Otherwise, I think our approach to development is fairly standard across the open source world. We are more open (in term of how many people can make decisions) than the Linux kernel and less than Node.js. I don't think that what we do is a novelty, in the open source world, but it is a novelty in the astronomy software world. Maybe it is enough to just spell that out?

Include software versions in Table 1

Even though Table 1 is claimed to be illustrative only, it's quantitative: numbers probably depend on some specific software versions, which should be quoted.

Add more discussion of inclusivity

Given the title of this paper, I expected to see more discussion by the authors about the inclusivity of their community. An uber-skeptical reader could make the assessment that the Astropy community has a code of conduct therefore believes it's inclusive. I suspect that the community is doing much more than this though... So, has any attempt been made by the authors to quantify the inclusivity of the Astropy community? There's a growing literature in the quantitative social sciences studying open source communities that the authors might want to look into: e.g. the work of Gousios http://www.gousios.gr/publications.html and Vasilescu https://cmustrudel.github.io/publications/ come to mind. Some discussion or attempt to quantify the inclusivity is recommended.

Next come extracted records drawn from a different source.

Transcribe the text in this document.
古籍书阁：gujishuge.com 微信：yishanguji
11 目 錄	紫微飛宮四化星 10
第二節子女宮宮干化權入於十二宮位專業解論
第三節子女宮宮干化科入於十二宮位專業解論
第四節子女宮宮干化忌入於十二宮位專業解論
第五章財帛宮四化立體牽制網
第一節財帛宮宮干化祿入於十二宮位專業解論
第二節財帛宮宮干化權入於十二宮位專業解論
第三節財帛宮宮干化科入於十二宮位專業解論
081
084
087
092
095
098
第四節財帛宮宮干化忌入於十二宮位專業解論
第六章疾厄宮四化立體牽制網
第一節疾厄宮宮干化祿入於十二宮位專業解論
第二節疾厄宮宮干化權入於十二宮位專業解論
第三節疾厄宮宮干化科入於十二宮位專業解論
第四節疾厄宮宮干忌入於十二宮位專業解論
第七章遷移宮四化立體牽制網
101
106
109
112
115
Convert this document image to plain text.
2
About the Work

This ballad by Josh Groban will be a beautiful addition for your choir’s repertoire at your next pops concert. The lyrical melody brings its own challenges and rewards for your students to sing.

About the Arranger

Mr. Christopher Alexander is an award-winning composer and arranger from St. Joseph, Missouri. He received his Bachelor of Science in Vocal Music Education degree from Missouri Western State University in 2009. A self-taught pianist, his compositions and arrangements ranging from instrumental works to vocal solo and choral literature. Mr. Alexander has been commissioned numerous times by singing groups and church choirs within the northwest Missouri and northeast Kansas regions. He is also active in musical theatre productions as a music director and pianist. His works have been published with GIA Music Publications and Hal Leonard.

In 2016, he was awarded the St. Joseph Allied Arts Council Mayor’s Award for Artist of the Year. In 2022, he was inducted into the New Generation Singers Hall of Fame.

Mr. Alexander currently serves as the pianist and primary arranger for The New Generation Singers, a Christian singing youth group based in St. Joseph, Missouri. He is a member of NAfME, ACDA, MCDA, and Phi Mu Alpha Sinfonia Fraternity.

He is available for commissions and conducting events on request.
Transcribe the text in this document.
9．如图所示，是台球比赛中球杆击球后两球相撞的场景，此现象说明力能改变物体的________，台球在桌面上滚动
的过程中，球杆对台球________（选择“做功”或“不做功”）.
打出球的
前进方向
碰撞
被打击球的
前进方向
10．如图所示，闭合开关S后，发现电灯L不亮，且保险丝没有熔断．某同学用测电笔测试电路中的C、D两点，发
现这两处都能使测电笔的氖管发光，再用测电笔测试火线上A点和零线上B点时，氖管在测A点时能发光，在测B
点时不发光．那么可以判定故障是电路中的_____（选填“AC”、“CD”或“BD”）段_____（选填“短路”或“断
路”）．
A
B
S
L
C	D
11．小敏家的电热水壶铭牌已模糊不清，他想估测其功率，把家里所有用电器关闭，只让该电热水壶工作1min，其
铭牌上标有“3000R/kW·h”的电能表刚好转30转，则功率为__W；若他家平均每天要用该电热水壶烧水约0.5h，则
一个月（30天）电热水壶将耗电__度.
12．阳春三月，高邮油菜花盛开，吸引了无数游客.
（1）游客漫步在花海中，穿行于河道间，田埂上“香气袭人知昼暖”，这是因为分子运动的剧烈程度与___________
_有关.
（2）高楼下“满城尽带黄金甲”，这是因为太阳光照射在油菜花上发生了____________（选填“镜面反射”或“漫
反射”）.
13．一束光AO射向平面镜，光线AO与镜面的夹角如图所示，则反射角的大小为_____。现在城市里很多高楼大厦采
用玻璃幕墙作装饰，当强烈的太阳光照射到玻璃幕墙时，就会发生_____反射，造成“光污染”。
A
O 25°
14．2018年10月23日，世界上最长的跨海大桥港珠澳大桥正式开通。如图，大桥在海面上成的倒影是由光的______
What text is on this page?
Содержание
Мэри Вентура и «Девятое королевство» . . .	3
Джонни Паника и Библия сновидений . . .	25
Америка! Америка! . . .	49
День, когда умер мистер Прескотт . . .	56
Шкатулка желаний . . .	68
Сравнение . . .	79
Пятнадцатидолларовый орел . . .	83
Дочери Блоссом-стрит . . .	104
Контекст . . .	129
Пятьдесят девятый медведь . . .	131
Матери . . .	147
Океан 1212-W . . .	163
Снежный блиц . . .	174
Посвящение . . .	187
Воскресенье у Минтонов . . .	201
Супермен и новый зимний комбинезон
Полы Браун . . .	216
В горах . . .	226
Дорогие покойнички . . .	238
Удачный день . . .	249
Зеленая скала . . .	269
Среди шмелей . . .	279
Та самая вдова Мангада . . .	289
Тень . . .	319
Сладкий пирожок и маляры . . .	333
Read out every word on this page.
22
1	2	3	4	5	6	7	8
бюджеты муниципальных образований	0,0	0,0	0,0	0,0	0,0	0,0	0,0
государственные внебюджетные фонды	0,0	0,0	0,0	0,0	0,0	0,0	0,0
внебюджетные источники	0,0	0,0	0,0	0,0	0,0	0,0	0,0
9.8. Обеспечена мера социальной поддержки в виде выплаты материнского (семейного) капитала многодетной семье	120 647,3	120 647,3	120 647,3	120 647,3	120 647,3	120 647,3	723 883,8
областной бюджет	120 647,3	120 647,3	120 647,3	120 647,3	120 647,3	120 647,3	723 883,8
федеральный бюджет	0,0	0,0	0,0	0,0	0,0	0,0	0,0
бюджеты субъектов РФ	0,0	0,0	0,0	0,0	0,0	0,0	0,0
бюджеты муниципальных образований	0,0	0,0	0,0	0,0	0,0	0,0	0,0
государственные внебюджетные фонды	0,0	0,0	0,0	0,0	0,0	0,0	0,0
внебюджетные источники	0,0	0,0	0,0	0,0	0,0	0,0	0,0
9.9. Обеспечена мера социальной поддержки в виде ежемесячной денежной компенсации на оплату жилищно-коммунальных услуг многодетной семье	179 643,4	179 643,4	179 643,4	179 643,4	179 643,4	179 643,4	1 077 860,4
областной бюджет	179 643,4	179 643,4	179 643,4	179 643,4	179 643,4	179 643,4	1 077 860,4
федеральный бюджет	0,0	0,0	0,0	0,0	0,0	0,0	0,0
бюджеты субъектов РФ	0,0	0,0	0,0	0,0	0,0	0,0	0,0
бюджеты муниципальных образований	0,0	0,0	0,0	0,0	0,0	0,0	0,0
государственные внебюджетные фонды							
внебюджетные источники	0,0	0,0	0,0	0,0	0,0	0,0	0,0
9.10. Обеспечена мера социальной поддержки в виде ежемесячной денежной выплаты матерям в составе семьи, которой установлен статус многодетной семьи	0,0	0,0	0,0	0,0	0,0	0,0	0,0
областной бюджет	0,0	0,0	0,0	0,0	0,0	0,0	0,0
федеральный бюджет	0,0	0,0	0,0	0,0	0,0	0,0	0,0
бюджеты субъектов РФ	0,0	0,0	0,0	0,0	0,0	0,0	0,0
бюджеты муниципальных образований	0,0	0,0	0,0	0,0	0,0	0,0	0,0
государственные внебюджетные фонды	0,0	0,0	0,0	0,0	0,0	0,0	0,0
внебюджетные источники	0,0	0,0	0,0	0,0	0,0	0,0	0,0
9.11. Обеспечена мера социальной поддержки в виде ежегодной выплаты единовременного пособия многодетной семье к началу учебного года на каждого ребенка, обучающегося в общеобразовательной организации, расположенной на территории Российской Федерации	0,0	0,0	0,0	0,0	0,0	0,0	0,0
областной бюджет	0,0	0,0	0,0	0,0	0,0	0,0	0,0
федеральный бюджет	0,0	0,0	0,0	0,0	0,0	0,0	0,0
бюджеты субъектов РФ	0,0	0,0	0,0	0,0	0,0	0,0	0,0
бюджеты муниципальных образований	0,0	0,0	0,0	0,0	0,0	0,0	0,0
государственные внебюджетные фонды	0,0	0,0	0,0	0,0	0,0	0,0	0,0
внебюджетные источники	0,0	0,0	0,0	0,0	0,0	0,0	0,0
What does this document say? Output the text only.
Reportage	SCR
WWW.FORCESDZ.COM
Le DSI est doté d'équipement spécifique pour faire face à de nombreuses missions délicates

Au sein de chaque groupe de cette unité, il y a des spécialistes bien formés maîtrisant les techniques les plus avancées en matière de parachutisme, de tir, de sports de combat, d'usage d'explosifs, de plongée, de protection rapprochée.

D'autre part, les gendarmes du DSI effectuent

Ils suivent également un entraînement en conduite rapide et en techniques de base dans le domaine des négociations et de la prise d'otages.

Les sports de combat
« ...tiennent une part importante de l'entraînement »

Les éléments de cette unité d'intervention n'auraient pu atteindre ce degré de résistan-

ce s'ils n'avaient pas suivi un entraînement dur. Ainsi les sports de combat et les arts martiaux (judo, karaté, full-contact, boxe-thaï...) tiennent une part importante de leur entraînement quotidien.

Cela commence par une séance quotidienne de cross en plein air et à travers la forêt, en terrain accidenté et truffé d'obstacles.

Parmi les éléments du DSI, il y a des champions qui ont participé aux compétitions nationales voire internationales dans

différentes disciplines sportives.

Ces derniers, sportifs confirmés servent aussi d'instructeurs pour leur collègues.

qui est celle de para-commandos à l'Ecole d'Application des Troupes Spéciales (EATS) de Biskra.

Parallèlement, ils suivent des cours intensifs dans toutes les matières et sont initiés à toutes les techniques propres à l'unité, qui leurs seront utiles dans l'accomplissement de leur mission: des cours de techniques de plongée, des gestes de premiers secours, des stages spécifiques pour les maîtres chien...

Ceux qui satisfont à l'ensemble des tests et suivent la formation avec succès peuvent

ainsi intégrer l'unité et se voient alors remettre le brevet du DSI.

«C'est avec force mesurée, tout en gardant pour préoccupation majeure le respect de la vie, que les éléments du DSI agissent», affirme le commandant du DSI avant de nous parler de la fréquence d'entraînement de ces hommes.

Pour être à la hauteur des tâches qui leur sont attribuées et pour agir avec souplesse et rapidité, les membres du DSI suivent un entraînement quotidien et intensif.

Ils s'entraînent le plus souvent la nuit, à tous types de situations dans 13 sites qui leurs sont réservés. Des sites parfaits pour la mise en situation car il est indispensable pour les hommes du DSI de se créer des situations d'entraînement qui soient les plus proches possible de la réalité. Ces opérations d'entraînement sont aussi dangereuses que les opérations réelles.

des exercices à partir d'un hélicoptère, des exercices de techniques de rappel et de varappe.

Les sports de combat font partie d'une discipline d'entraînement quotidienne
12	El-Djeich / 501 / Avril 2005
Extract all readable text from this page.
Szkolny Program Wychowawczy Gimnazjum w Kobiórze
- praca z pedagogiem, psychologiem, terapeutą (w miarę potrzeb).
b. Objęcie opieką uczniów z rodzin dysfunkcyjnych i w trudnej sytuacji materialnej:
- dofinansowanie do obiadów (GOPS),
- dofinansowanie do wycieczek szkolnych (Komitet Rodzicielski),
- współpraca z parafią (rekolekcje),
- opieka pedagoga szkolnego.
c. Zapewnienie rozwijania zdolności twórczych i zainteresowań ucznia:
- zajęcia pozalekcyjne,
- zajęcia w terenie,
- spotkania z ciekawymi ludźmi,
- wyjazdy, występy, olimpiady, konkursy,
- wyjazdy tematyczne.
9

I have two responses to this:

  • We can totally write more about our inclusive practices and give some numbers. This is 100% reasonable even though I'm not exactly sure where to get numbers from (mailing lists?, Python in Astronomy, FB group?) and which axes of inclusivity to focus on (gender, ethnicity, country of origin, current country, past IDL users, etc.). Let me know if the any of the primary authors would like me to help out with this.
  • Unless we have social scientists knocking on our door wanting to do this study, I am very opposed to us studying ourselves. This activity is a serious undertaking and one which should be done by a professional, not by Astronomers. Also, I think any effort to study the demographics/inclusivity, should be done across all NumFocus projects, and not just Astropy. It would be much more powerful to get cross-project comparisons to empower us to suss-out quantifiably supported "best practices".

WCSaxis figure

Issue to discuss whether to continue to include the WCSaxis figure or if the RGB figure is sufficient on its own.

Back up performance increase claim with asv results?

In Section 3, "Beyond what is mentioned below, most subpackages have seen increased performance since the release of the v0.2 package."

Is it possible to back up the claim above with a footnote that is perhaps an URL to appropriate asv results?